I campioni dello sport non devono schierarsi perché ''devono essere esempi per tutti e devono avere la stima e la simpatia di tutti''. Totti è ''un bravissimo ragazzo, un bravissimo calciatore e credo che sia stato veramente strumentalizzato. Forse doveva stare attento, comunque gli mando tanti saluti, tanti auguri e un bacio''. Silvio Berlusconi interviene per chiarire il senso della sua battuta su Francesco Totti.
Il leader del Pdl spiega che la sua non è stata ''una dichiarazione pubblica'' e ribadisce di voler bene al campione della Roma, ricordando di essere stato tra i primi ad andarlo a trovare dopo un grave infortunio e che la ''signora Totti lavora per una televisione del mio gruppo ed è apprezzata da tutti''.
''Ho risposto con una battuta a un ragazzo che si diceva indignato per Roma invasa da manifesti in cui Totti invitava a votare per la sinistra. Ho pensato - puntualizza il Cavaliere - che lui non dovesse esserne a conoscenza, perché un campione deve farsi amare da tutti e non gli conviene dividere il pubblico. Ma la battuta è stata strumentalizzata''.

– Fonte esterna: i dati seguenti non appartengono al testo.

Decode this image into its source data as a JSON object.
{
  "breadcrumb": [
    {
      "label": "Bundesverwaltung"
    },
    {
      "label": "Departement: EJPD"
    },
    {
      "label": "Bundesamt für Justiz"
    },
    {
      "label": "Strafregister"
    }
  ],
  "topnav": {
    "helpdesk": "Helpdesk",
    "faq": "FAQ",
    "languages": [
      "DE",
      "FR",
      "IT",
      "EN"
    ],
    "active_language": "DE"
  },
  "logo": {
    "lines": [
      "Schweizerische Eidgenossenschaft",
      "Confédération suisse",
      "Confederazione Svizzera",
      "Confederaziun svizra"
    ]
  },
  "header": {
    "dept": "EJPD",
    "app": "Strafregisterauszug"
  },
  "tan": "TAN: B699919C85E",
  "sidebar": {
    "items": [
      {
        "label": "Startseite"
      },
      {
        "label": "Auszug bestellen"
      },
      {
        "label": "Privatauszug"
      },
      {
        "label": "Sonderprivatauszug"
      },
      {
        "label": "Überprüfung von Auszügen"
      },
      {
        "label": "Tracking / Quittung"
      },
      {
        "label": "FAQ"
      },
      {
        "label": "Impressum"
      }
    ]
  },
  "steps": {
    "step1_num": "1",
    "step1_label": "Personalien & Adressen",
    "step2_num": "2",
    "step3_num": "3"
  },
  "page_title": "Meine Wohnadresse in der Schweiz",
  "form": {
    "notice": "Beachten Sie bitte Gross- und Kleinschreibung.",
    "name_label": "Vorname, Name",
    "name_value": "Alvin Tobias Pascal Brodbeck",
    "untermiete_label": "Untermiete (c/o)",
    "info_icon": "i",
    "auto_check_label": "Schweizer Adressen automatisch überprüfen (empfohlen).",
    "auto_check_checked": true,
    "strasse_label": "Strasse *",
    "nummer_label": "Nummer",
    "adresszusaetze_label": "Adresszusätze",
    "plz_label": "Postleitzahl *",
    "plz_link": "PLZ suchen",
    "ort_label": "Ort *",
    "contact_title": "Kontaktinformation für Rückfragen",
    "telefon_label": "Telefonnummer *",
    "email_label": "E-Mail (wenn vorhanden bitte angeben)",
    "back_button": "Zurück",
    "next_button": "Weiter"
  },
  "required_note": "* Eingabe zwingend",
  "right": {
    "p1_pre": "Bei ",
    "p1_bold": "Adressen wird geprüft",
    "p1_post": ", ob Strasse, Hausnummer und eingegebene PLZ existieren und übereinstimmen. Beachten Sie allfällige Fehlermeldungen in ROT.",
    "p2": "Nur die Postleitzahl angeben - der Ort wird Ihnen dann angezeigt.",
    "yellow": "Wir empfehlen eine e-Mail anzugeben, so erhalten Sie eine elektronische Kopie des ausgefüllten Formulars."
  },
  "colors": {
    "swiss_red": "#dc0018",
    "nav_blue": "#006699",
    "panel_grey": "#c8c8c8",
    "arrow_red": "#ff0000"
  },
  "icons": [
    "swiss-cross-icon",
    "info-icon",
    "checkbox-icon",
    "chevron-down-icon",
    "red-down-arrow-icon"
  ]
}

''Però - incalza Berlusconi - sono i signori della sinistra che si vergognano delle loro faccia e usano dei testimonial al loro posto. L'hanno fatto con George Clooney, che probabilmente credeva di avere una conversazione sul cinema e si è trovato dentro uno spot televisivo passato su tutti i telegiornali''. E poi ''non ho detto 'non c'è con la testa', c'è tutto e lo so benissimo. Mi sembra però - insiste Berlusconi - che lo si stia strumentalizzando. Sono sicuro che anche Totti la pensi così e riflettendo convenga che ho ragione''.
''Se chiedessi ai giocatori del Milan di schierarsi molti lo farebbero volentieri - continua -. Anzi in tanti mi hanno chiesto di farlo ma io l'ho proibito. Questo marca bene la differenza che c'è tra me e Veltroni e Rutelli''. A Francesco Totti ''faccio gli auguri per la rincorsa della Roma allo scudetto - aggiunge -. Mi spiace sia stata esclusa dalla Champions, ho fatto il tifo per la Roma e l'ho annunciato prima con una dichiarazione pubblica, non è una pezza che metto adesso".
Poi torna a parlare delle elezioni. ''Io supplico gli elettori che non si riconoscono nella sinistra, che non vogliono la sinistra al governo- sottolinea - , di essere consapevoli della realtà della legge elettorale e di non togliere voti alla loro parte politica, che è l'unica che può davvero intervenire per l'Italia''. Per l'Udc e la Destra ''le porte sono sempre spalancate''. ''Non è stata una decisione nostra - sottolinea il leader Pdl - è stata una decisione loro. Casini dice una cosa che non è vera, dice che la Lega peserà sul governo. Ed è proprio per questo che, mentre i dirigenti dell'Udc sono quasi tutti venuti con noi, i votanti dell'Udc devono dare più forza al Popolo della libertà''.
Tra i provvedimenti da prendere per far ripartire l'Italia, annucia poi, c'è anche quello per ''tagliare la casta della politica''. Infine scherza sull'affetto dei suoi sostenitori, ''ci sono espressioni che sono imbarazzanti, cercano la mia mano, mi abbracciano, mi stringono... mi sento imbarazzato - conclude -, mi trattano come una rockstar''.